Total Pageviews

Showing posts with label Data warehouse definition. Show all posts
Showing posts with label Data warehouse definition. Show all posts

Wednesday, 11 June 2014

Data warehouse definition

"It is a way of storing the data for the purpose of meaningful future analysis."

Different people have different definitions for a data warehouse. The most popular definition came from Bill Inmon, who provided the following:

A data warehouse is a subject-oriented, integrated, time-variant and non-volatile collection of data in support of management's decision making process. 

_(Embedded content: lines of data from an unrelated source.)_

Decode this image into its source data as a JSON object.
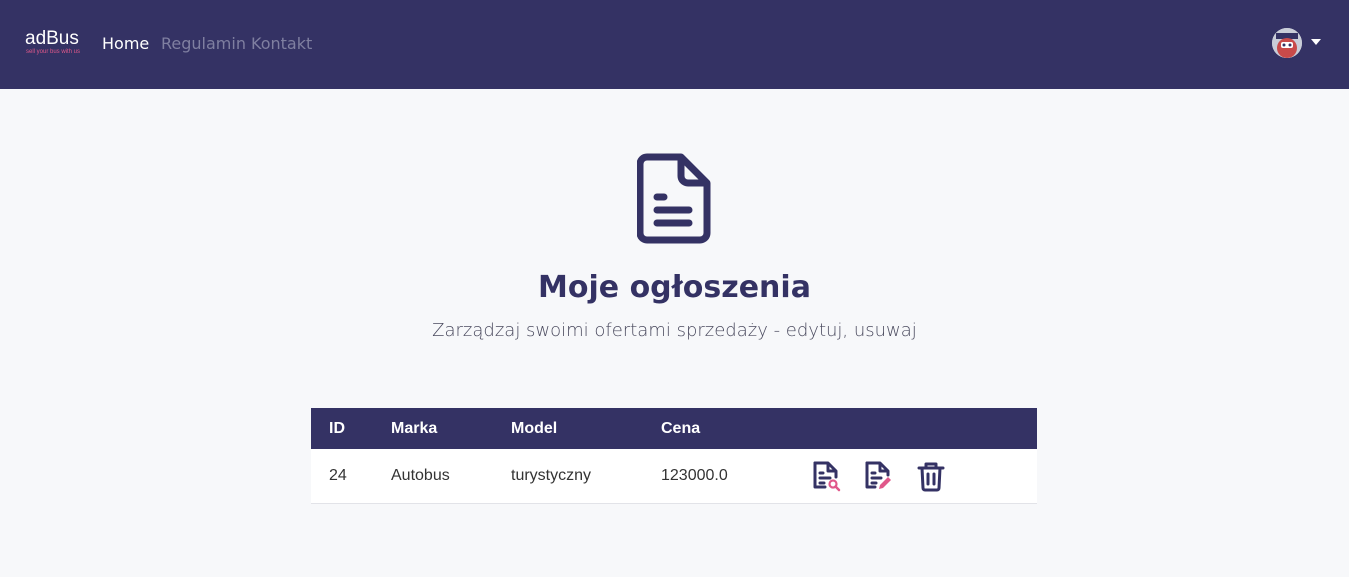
{
  "brand": {
    "name": "adBus",
    "tagline": "sell your bus with us"
  },
  "nav": {
    "home": "Home",
    "regulamin": "Regulamin",
    "kontakt": "Kontakt"
  },
  "page": {
    "title": "Moje ogłoszenia",
    "subtitle": "Zarządzaj swoimi ofertami sprzedaży - edytuj, usuwaj"
  },
  "table": {
    "headers": {
      "id": "ID",
      "marka": "Marka",
      "model": "Model",
      "cena": "Cena"
    },
    "rows": [
      {
        "id": "24",
        "marka": "Autobus",
        "model": "turystyczny",
        "cena": "123000.0"
      }
    ]
  },
  "icons": {
    "hero": "document-icon",
    "view": "document-search-icon",
    "edit": "document-edit-icon",
    "delete": "trash-icon"
  },
  "colors": {
    "navbar": "#343264",
    "accent": "#e0588a",
    "background": "#f7f8fa"
  }
}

Subject-Oriented: A data warehouse can be used to analyze a particular subject area. For example, "sales" can be a particular subject.

Integrated: A data warehouse integrates data from multiple data sources. For example, source A and source B may have different ways of identifying a product, but in a data warehouse, there will be only a single way of identifying a product.

Time-Variant: Historical data is kept in a data warehouse. For example, one can retrieve data from 3 months, 6 months, 12 months, or even older data from a data warehouse. This contrasts with a transactions system, where often only the most recent data is kept. For example, a transaction system may hold the most recent address of a customer, where a data warehouse can hold all addresses associated with a customer.

Non-volatile: Once data is in the data warehouse, it will not change. So, historical data in a data warehouse should never be altered.

Ralph Kimball provided a more concise definition of a data warehouse:
A data warehouse is a copy of transaction data specifically structured for query and analysis.